Imposter Syndrome for Coaches: The Moving Goalpost Nobody Talks About
You Are Already Further Along Than You Think
When was the last time you stopped and took stock of everything you have actually built?
Not the gap between where you are and where you want to be. Not the list of things you haven't done yet. The actual inventory - everything you have done, learned, built, survived, created, tried, figured out.
Most of the people I work with have never really done this.
The Client Story
She came to the session feeling stuck. Not dramatically stuck - she was still showing up, still working, still making things happen. But there was a low hum of not enough. Like she was perpetually behind on something she could not quite name.
So I asked her to walk me through everything she had done in the last few months. Not to celebrate it. Just to map it.
She started listing things, and I reflected them back: the programs she had built, the clients she had served, the systems she had put in place, the hard seasons she had navigated, the pivots she had made, the things she had learned and then taught to other people.
At some point, I said: Woah slow down before you jump to the next thing. Can you see it now?
She had been measuring her progress with the wrong ruler
The Moving Goalpost
That phrase Whoa, slow down is important.
Accomplished people are extraordinarily good at moving the goalpost. You hit a milestone, and you are already looking at the next one. You reach a number, and you adjust what the number needs to be. You get the testimonial, you land the client, you finish the program - and before you have finished the sentence, you have decided it doesn't count as much as you thought it would.
This isn't ambition. Ambition is good. This is a refusal to let yourself land.

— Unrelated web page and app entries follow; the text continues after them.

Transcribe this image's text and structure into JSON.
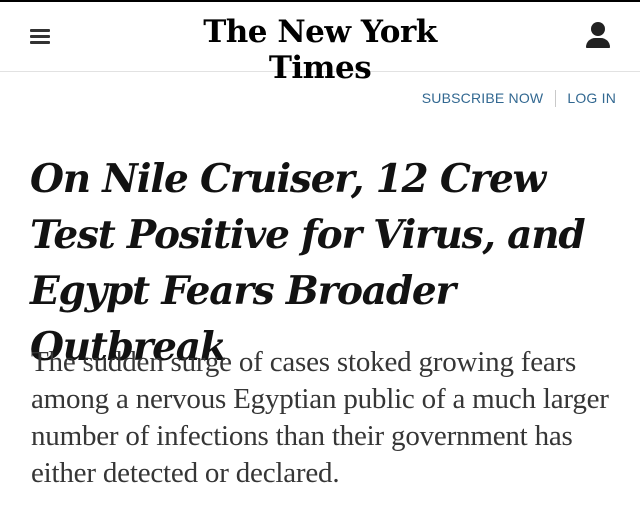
{
  "header": {
    "logo_text": "The New York Times",
    "menu_icon": "hamburger-menu-icon",
    "account_icon": "user-account-icon"
  },
  "auth": {
    "subscribe_label": "SUBSCRIBE NOW",
    "login_label": "LOG IN"
  },
  "article": {
    "headline": "On Nile Cruiser, 12 Crew Test Positive for Virus, and Egypt Fears Broader Outbreak",
    "summary": "The sudden surge of cases stoked growing fears among a nervous Egyptian public of a much larger number of infections than their government has either detected or declared."
  },
  "colors": {
    "link_blue": "#326891",
    "text": "#121212",
    "summary_text": "#363636"
  }
}
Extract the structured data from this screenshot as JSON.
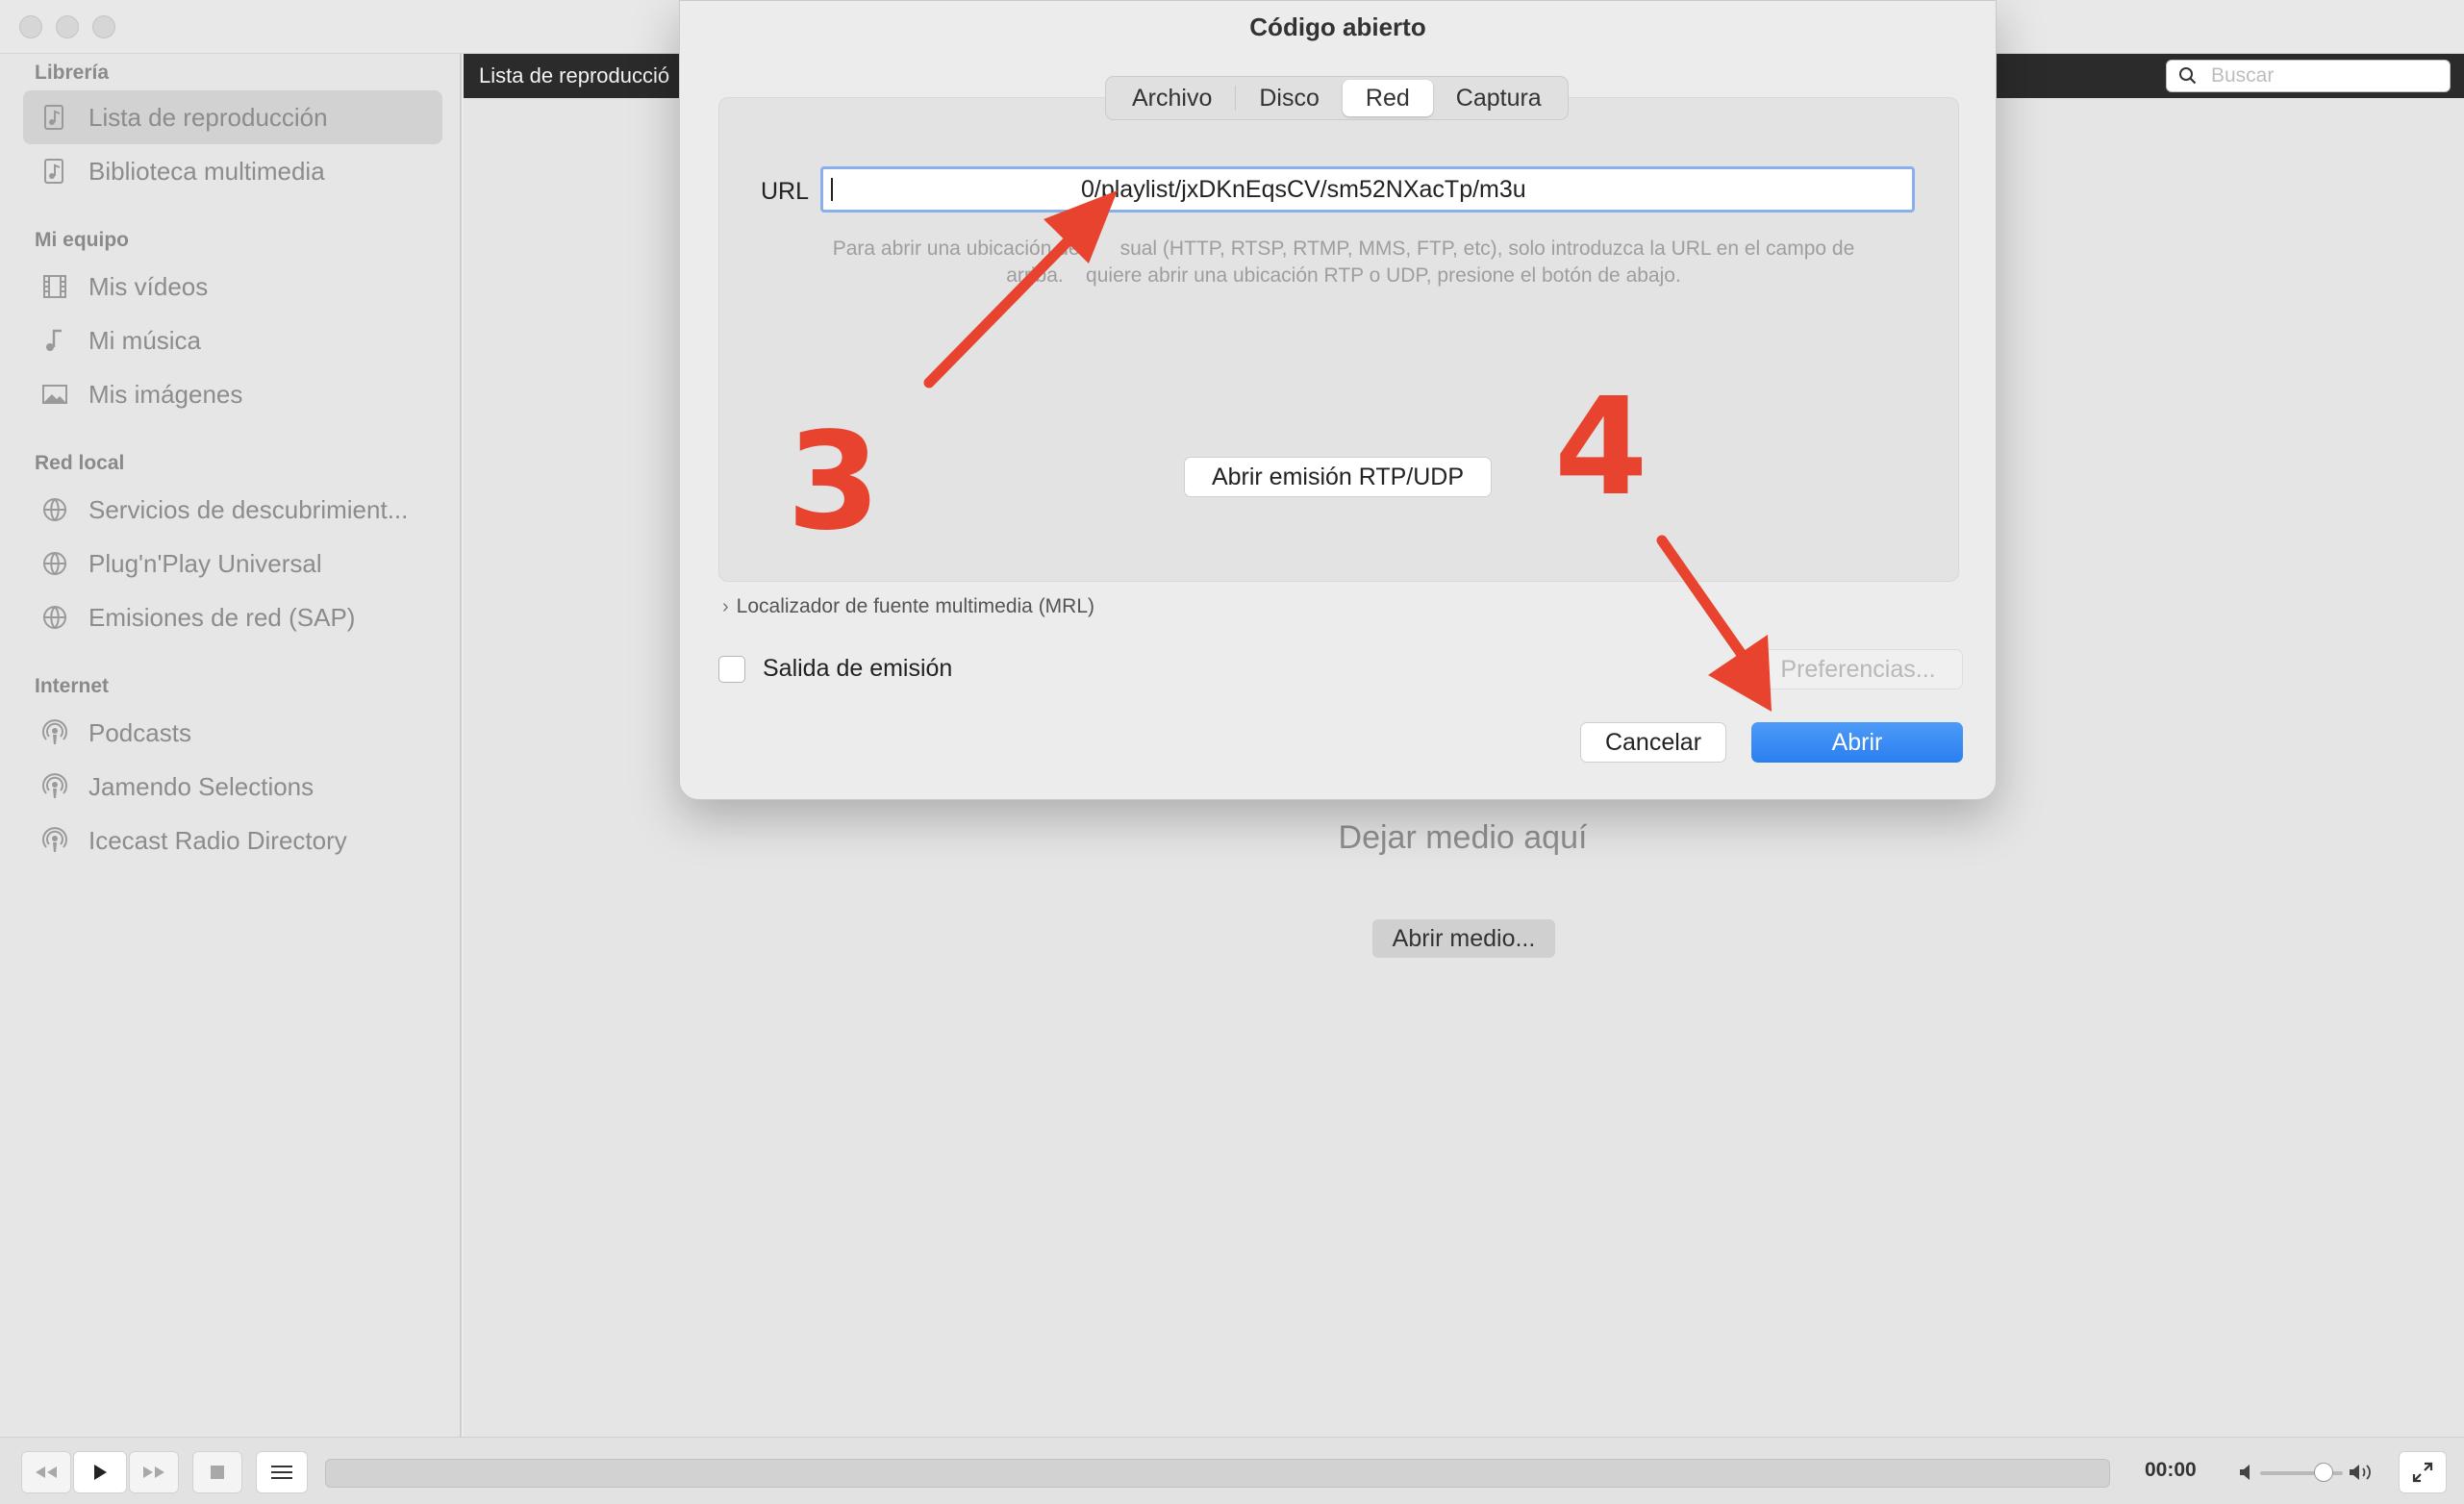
{
  "sidebar": {
    "sections": [
      {
        "title": "Librería",
        "items": [
          {
            "label": "Lista de reproducción",
            "icon": "playlist-icon",
            "selected": true
          },
          {
            "label": "Biblioteca multimedia",
            "icon": "media-library-icon"
          }
        ]
      },
      {
        "title": "Mi equipo",
        "items": [
          {
            "label": "Mis vídeos",
            "icon": "film-icon"
          },
          {
            "label": "Mi música",
            "icon": "music-note-icon"
          },
          {
            "label": "Mis imágenes",
            "icon": "image-icon"
          }
        ]
      },
      {
        "title": "Red local",
        "items": [
          {
            "label": "Servicios de descubrimient...",
            "icon": "network-globe-icon"
          },
          {
            "label": "Plug'n'Play Universal",
            "icon": "network-globe-icon"
          },
          {
            "label": "Emisiones de red (SAP)",
            "icon": "network-globe-icon"
          }
        ]
      },
      {
        "title": "Internet",
        "items": [
          {
            "label": "Podcasts",
            "icon": "podcast-icon"
          },
          {
            "label": "Jamendo Selections",
            "icon": "podcast-icon"
          },
          {
            "label": "Icecast Radio Directory",
            "icon": "podcast-icon"
          }
        ]
      }
    ]
  },
  "header": {
    "title": "Lista de reproducció"
  },
  "search": {
    "placeholder": "Buscar"
  },
  "main": {
    "drop_label": "Dejar medio aquí",
    "open_media_label": "Abrir medio..."
  },
  "controls": {
    "time": "00:00",
    "volume_level": 0.75,
    "progress": 0
  },
  "dialog": {
    "title": "Código abierto",
    "tabs": [
      {
        "label": "Archivo"
      },
      {
        "label": "Disco"
      },
      {
        "label": "Red",
        "active": true
      },
      {
        "label": "Captura"
      }
    ],
    "url_label": "URL",
    "url_value": "0/playlist/jxDKnEqsCV/sm52NXacTp/m3u",
    "help_text_line1": "Para abrir una ubicación de r     sual (HTTP, RTSP, RTMP, MMS, FTP, etc), solo introduzca la URL en el campo de",
    "help_text_line2": "arriba.    quiere abrir una ubicación RTP o UDP, presione el botón de abajo.",
    "rtp_button": "Abrir emisión RTP/UDP",
    "mrl_label": "Localizador de fuente multimedia (MRL)",
    "stream_output_label": "Salida de emisión",
    "preferences_button": "Preferencias...",
    "cancel_button": "Cancelar",
    "open_button": "Abrir"
  },
  "annotations": {
    "step3": "3",
    "step4": "4",
    "color": "#e8432f"
  }
}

And it's exhausting - because you are always operating from behind. Always catching up to a line you keep moving!
What a Light Up Moment Actually Is
There is a moment I watch for in coaching sessions. I call it the light-up moment. It's when a client stops performing their story - the one about where they are and what they have not done yet - and actually sees themselves.
It happens when someone reflects back what they've actually built. Without the filters. Without a "yeah but".
You can't give yourself this moment alone. That is not a flaw. That is just how mirrors work. You need someone to hold it steady.
A Simple Exercise for This Week
Write down everything you have done in the last twelve months. Not goals. Not intentions. Everything you actually did. Programs built. Clients served. Content created. Conversations had. Hard things navigated. Things you figured out as you went.
Don't edit the list. Just write it.
Then read it back as if it belongs to someone you respect. Someone you are trying to help see themselves.
Notice what shifts.
Most people realize they've been running a race and refusing to look at how far they have come because they are too busy measuring the distance to a finish line they keep moving.
You Are Not Behind
The clients who most need what I do are not people who haven't done the work. They're people who have done an enormous amount of work and cannot see it.
They are accomplished. They are driven. They care deeply. And they are running on a quiet deficit of self-recognition that no amount of external achievement is going to fix.
You are not behind. You are further along than you think. You have just been measuring with the wrong ruler.